Nel giorno in cui avrebbe compiuto gli anni, ricordarlo è d’obbligo. Un uomo che ha attraversato epoche, generazioni, dittature e fatto amare il calcio a milioni di persone. Nei panni di pioniere, calciatore, giornalista, innovatore, allenatore e CT ha fatto conoscere il calcio all’Italia, portandola sul tetto del mondo. Vittorio Pozzo, una leggenda di questo sport.
A lezione dai maestri inglesi: tra giornalismo, tattiche e Fascismo
Prima degli allenatori moderni, dei vari Sacchi, Capello, Lippi, Ancelotti, Mancini e prima dei guru della panchina, c’è stato un uomo che ha plasmato il calcio italiano: Vittorio Pozzo. La sua carriera è unica, servirebbero 100 vite per ripercorrerla a pieno. Il “tenente” era nato a Torino il 2 marzo 1886. Piemontese e alpino doc, dedica l’intera vita al calcio, conciliandolo con altri lavori ed esperienze. Innovatore, pioniere e rivoluzionario, è stato tutto questo. Per intenderci, studiando lingue nei primi del ‘900, ha viaggiato tra Francia, Svizzera ed Inghilterra, giocando a calcio e rubando segreti ai ‘padri fondatori d’oltremanica’. Tornato in Italia, ha trasmesso queste conoscenze prima partecipando alla fondazione del Torino Calcio, poi ricoprendo il ruolo di CT della Nazionale nel 1912 accettando l’incarico ad una sola condizione: “Non voglio essere pagato”.
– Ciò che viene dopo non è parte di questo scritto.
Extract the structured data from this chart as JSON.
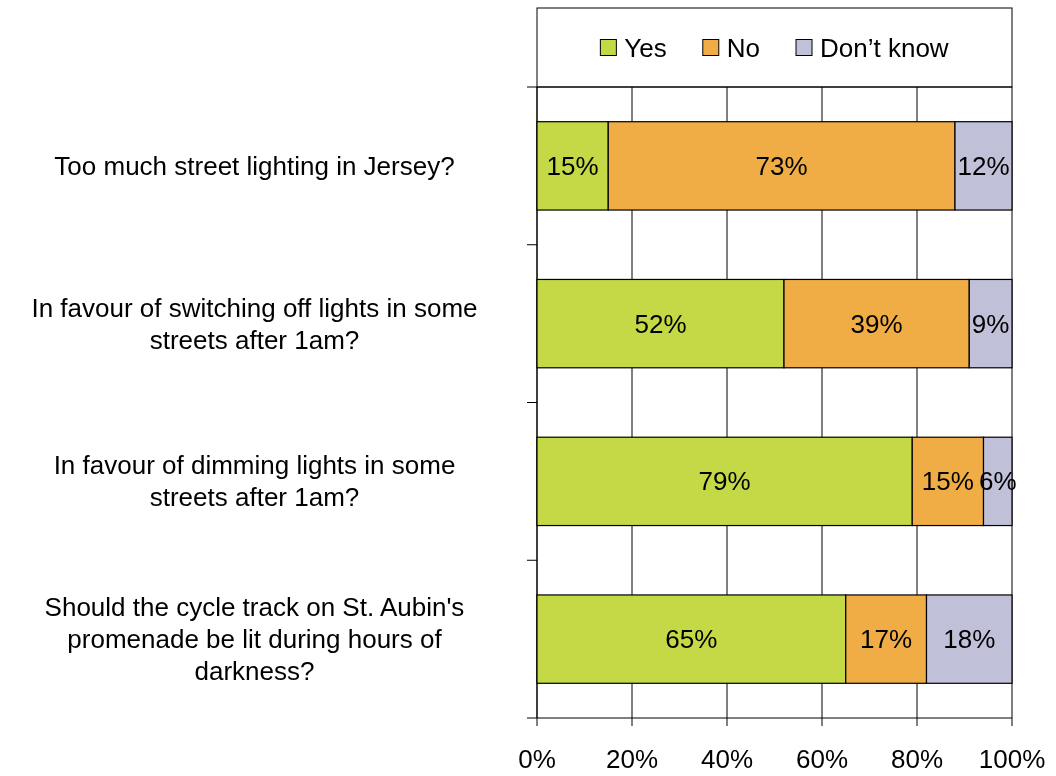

Troppo era l’attaccamento al tricolore per ricevere un compenso in cambio. Come è stato quell’esordio? Pessimo: Italia eliminata alle Olimpiadi dalla Finlandia. Pozzo sa che il momento non è maturo. Lascia la panchina e torna a studiare il calcio inglese. Lavora anche alla Pirelli e veste i panni del giornalista sportivo per La Stampa. Tra articoli e cronache, spicca la sua competenza calcistica. Il mondo, però, è in subbuglio. Nel 1915 scoppia la Grande Guerra. Vittorio viene arruolato e comanda le truppe del 3° Reggimento Alpini. Quegli anni lo segneranno. Trasferirà la disciplina e la tattica militare anche in campo. A conflitto concluso, lo sport andava rifondato e subito nasce la FIGC. Con l’idea che il calcio potesse essere una risorsa per il Paese, nel 1929 viene riorganizzata anche la Nazionale. Adesso il momento è propizio, Vittorio sa che può plasmare il calcio italiano. Da lì in poi, per 20 anni, trionfi a non finire. Di lui si accorgerà anche il Fascismo tanto che Mussolini ha voluto usare la Nazionale come strumento di propaganda tra casacche ‘nero pece’ e saluti romani.
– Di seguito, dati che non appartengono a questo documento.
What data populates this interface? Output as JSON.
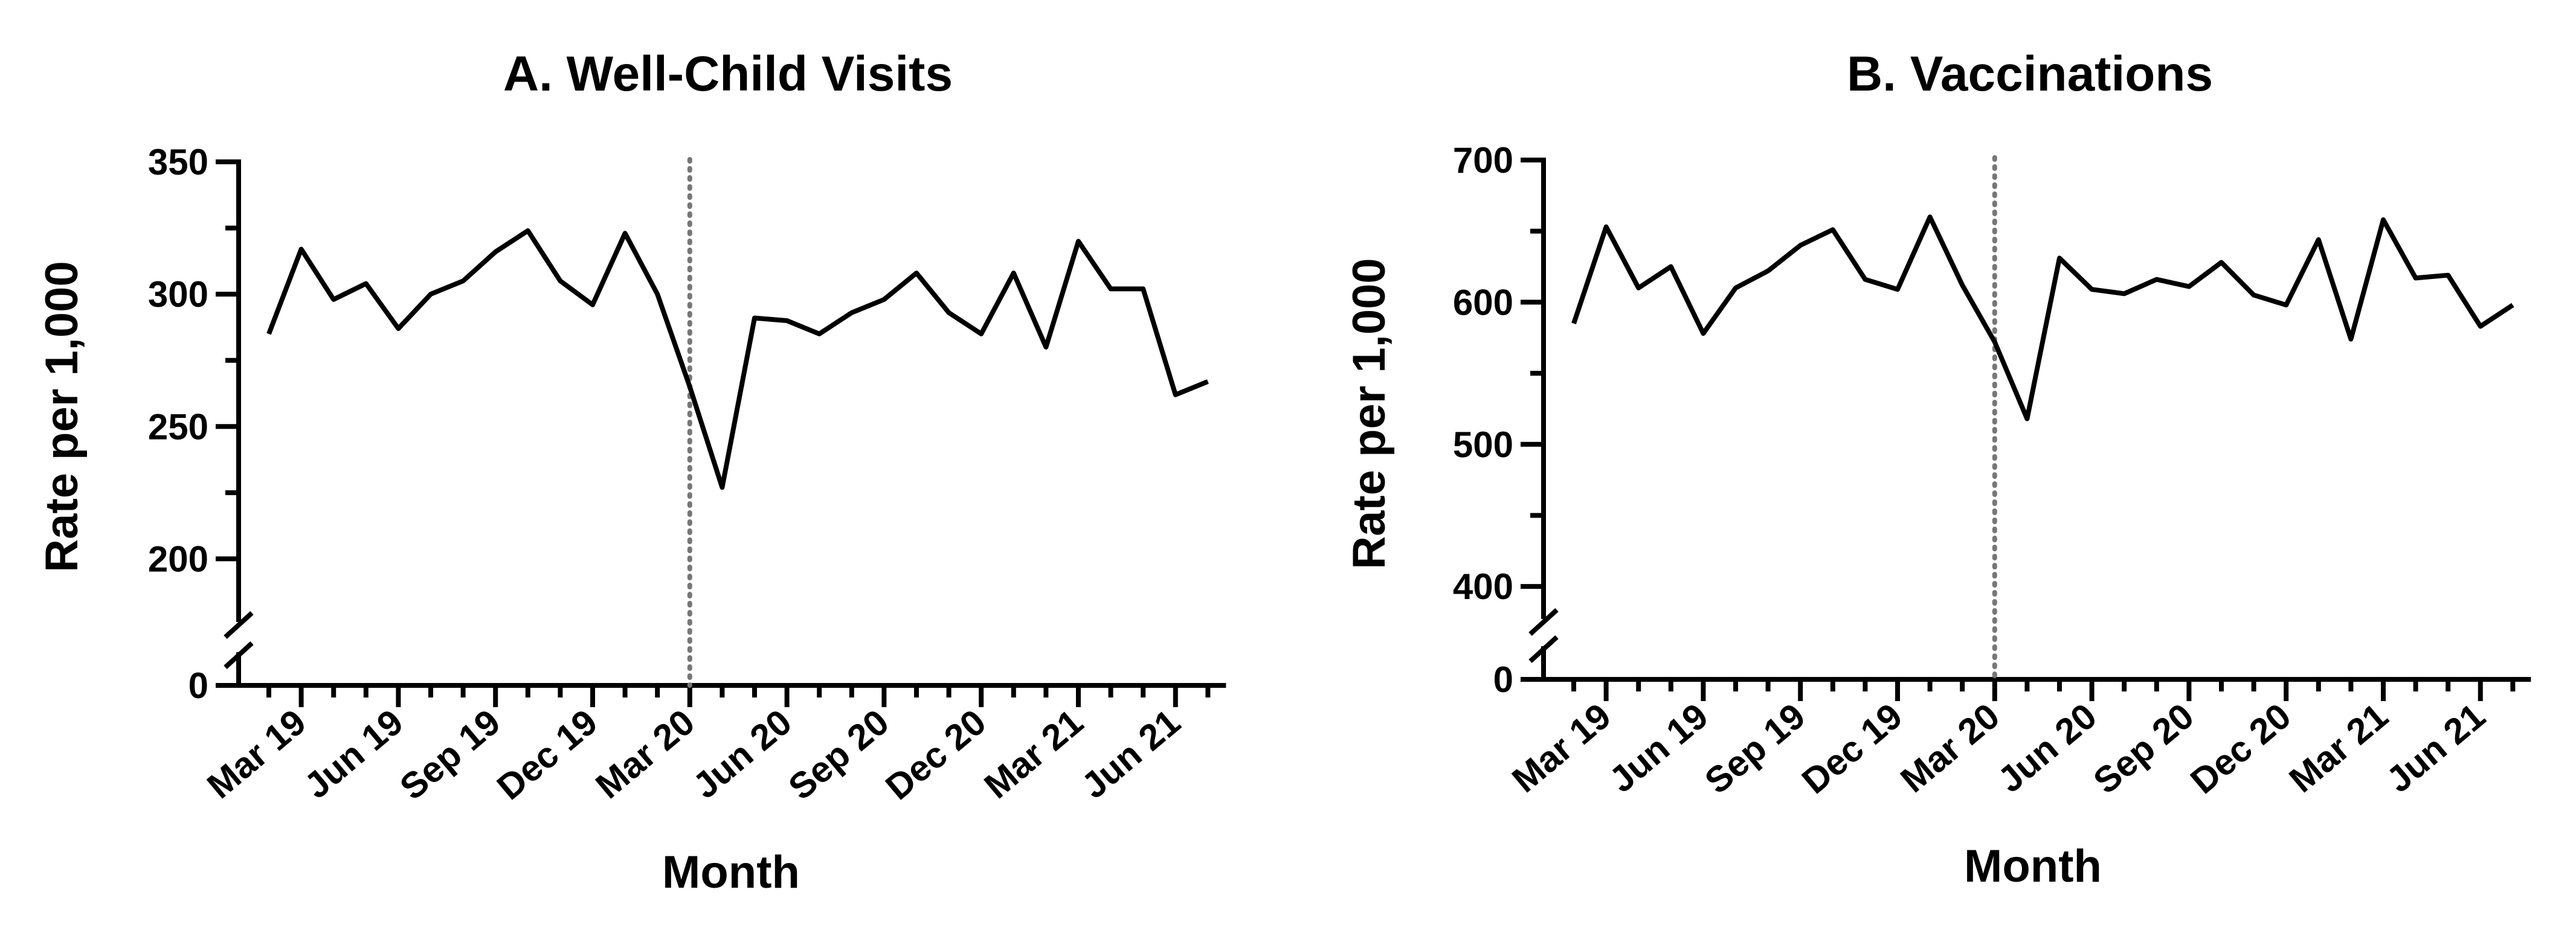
{
  "chart_data": [
    {
      "type": "line",
      "title": "A. Well-Child Visits",
      "xlabel": "Month",
      "ylabel": "Rate per 1,000",
      "ylim": [
        175,
        350
      ],
      "y_break": true,
      "y_ticks": [
        350,
        300,
        250,
        200
      ],
      "y_tick_labels": [
        "350",
        "300",
        "250",
        "200"
      ],
      "y_zero_label": "0",
      "grid": false,
      "x": [
        "Feb 19",
        "Mar 19",
        "Apr 19",
        "May 19",
        "Jun 19",
        "Jul 19",
        "Aug 19",
        "Sep 19",
        "Oct 19",
        "Nov 19",
        "Dec 19",
        "Jan 20",
        "Feb 20",
        "Mar 20",
        "Apr 20",
        "May 20",
        "Jun 20",
        "Jul 20",
        "Aug 20",
        "Sep 20",
        "Oct 20",
        "Nov 20",
        "Dec 20",
        "Jan 21",
        "Feb 21",
        "Mar 21",
        "Apr 21",
        "May 21",
        "Jun 21",
        "Jul 21"
      ],
      "x_tick_labels": [
        "Mar 19",
        "Jun 19",
        "Sep 19",
        "Dec 19",
        "Mar 20",
        "Jun 20",
        "Sep 20",
        "Dec 20",
        "Mar 21",
        "Jun 21"
      ],
      "values": [
        285,
        317,
        298,
        304,
        287,
        300,
        305,
        316,
        324,
        305,
        296,
        323,
        300,
        265,
        227,
        291,
        290,
        285,
        293,
        298,
        308,
        293,
        285,
        308,
        280,
        320,
        302,
        302,
        262,
        267
      ],
      "vertical_marker": "Mar 20"
    },
    {
      "type": "line",
      "title": "B. Vaccinations",
      "xlabel": "Month",
      "ylabel": "Rate per 1,000",
      "ylim": [
        375,
        700
      ],
      "y_break": true,
      "y_ticks": [
        700,
        600,
        500,
        400
      ],
      "y_tick_labels": [
        "700",
        "600",
        "500",
        "400"
      ],
      "y_zero_label": "0",
      "grid": false,
      "x": [
        "Feb 19",
        "Mar 19",
        "Apr 19",
        "May 19",
        "Jun 19",
        "Jul 19",
        "Aug 19",
        "Sep 19",
        "Oct 19",
        "Nov 19",
        "Dec 19",
        "Jan 20",
        "Feb 20",
        "Mar 20",
        "Apr 20",
        "May 20",
        "Jun 20",
        "Jul 20",
        "Aug 20",
        "Sep 20",
        "Oct 20",
        "Nov 20",
        "Dec 20",
        "Jan 21",
        "Feb 21",
        "Mar 21",
        "Apr 21",
        "May 21",
        "Jun 21",
        "Jul 21"
      ],
      "x_tick_labels": [
        "Mar 19",
        "Jun 19",
        "Sep 19",
        "Dec 19",
        "Mar 20",
        "Jun 20",
        "Sep 20",
        "Dec 20",
        "Mar 21",
        "Jun 21"
      ],
      "values": [
        585,
        653,
        610,
        625,
        578,
        610,
        622,
        640,
        651,
        616,
        609,
        660,
        612,
        572,
        518,
        631,
        609,
        606,
        616,
        611,
        628,
        605,
        598,
        644,
        574,
        658,
        617,
        619,
        583,
        598
      ],
      "vertical_marker": "Mar 20"
    }
  ]
}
Vittorio Pozzo e la Nazionale più vincente di sempre
Pozzo ha posto le basi per il calcio che conosciamo oggi, ha creato quegli strumenti ancora utilizzati dopo oltre 60 anni. Uno così non puoi chiamarlo allenatore o semplice CT, certo, ha ricoperto questi incarichi, ma è andato oltre determinati ruoli. Con visione, conoscenze e coraggio, ha anticipato i tempi, creando un calcio che in Italia non si era mai visto. Negli anni ’30, la scuola calcistica inglese era la massima espressione sportiva e lui l’ha rivoluzionata. In quel periodo, i moduli utilizzati da tutti erano “piramide di Cambridge” e il sistema “WM”, Pozzo li ha sconvolti, inventandosi il “metodo”. Ha arretrato i terzini e messo le mezzali a protezione della difesa, avanzando, di conseguenza, il vecchio centrale in mezzo al campo, creando così il ruolo che poi sarebbe diventato il regista. Intuizioni da fuoriclasse. Fu il primo a creare tattiche per ogni partita.
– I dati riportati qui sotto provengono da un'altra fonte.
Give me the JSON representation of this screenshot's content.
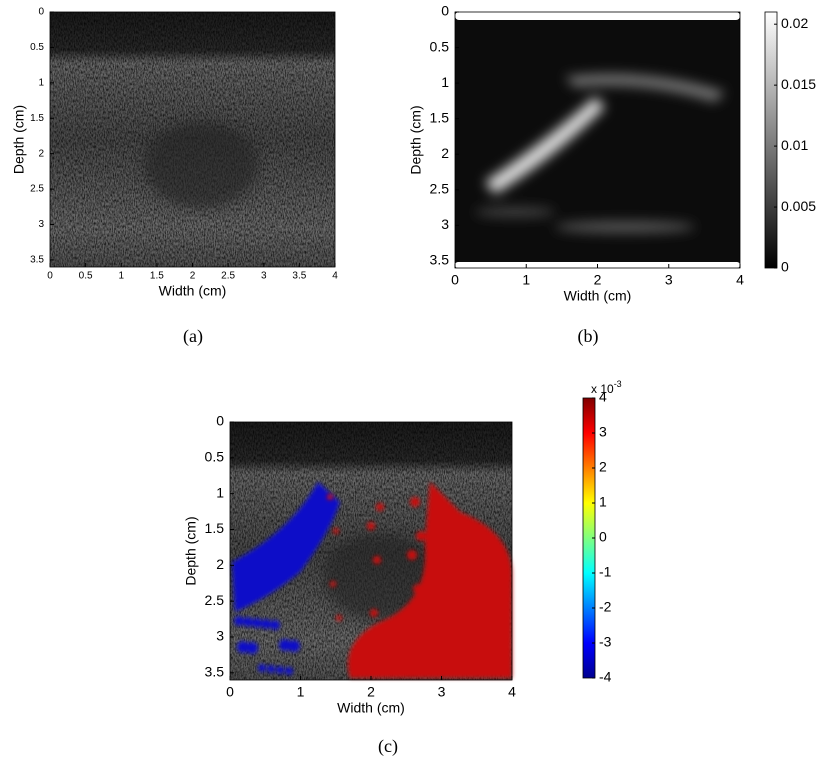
{
  "panels": [
    {
      "caption": "(a)",
      "x_label": "Width (cm)",
      "y_label": "Depth (cm)",
      "xlim": [
        0,
        4
      ],
      "ylim": [
        0,
        3.6
      ],
      "xticks": [
        0,
        0.5,
        1,
        1.5,
        2,
        2.5,
        3,
        3.5,
        4
      ],
      "yticks": [
        0,
        0.5,
        1,
        1.5,
        2,
        2.5,
        3,
        3.5
      ]
    },
    {
      "caption": "(b)",
      "x_label": "Width (cm)",
      "y_label": "Depth (cm)",
      "xlim": [
        0,
        4
      ],
      "ylim": [
        0,
        3.6
      ],
      "xticks": [
        0,
        1,
        2,
        3,
        4
      ],
      "yticks": [
        0,
        0.5,
        1,
        1.5,
        2,
        2.5,
        3,
        3.5
      ],
      "colorbar": {
        "lim": [
          0,
          0.021
        ],
        "ticks": [
          0,
          0.005,
          0.01,
          0.015,
          0.02
        ]
      }
    },
    {
      "caption": "(c)",
      "x_label": "Width (cm)",
      "y_label": "Depth (cm)",
      "xlim": [
        0,
        4
      ],
      "ylim": [
        0,
        3.6
      ],
      "xticks": [
        0,
        1,
        2,
        3,
        4
      ],
      "yticks": [
        0,
        0.5,
        1,
        1.5,
        2,
        2.5,
        3,
        3.5
      ],
      "colorbar": {
        "lim": [
          -4,
          4
        ],
        "ticks": [
          -4,
          -3,
          -2,
          -1,
          0,
          1,
          2,
          3,
          4
        ],
        "multiplier": "x 10",
        "exponent": "-3"
      }
    }
  ]
}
Studiava la migliore disposizione dei calciatori in base all’avversario. In un calcio primordiale questo era impensabile. Ha inventato anche lo stage in Nazionale ed il ritiro pre-match. “Tutti in caserma” gridava e con disciplina faceva capire ai suoi l’importanza dei colori azzurri e l’attaccamento al gruppo. Con lui l’Italia vincerà tutto. Metà del palmares della Nazionale è suo. Due Mondiali, 1934-1938 (unico a riuscirci nella storia), due Coppa Internazionale d’Europa (antenato dell’Europeo) e le Olimpiadi di Berlino. Ha allenato fenomeni come Meazza, Orsi, Ferrari, Schiavio. Ha fatto appassionare un popolo intero, facendo diventare il calcio lo sport più seguito, quando in Italia il ciclismo era un dogma. Nei tanti trionfi, però, Pozzo ha vissuto anche momenti difficili, come la tragedia del Grande Torino, quando andò a Superga per riconoscere i corpi, oppure il periodo fascista, una macchia indelebile. Non patteggiò mai con il regime, anzi, ha aiutato i partigiani nel ’45, ma la sua Nazionale è rimasta alla storia come quella ‘di Mussolini’ e questo lo ha segnato a vita.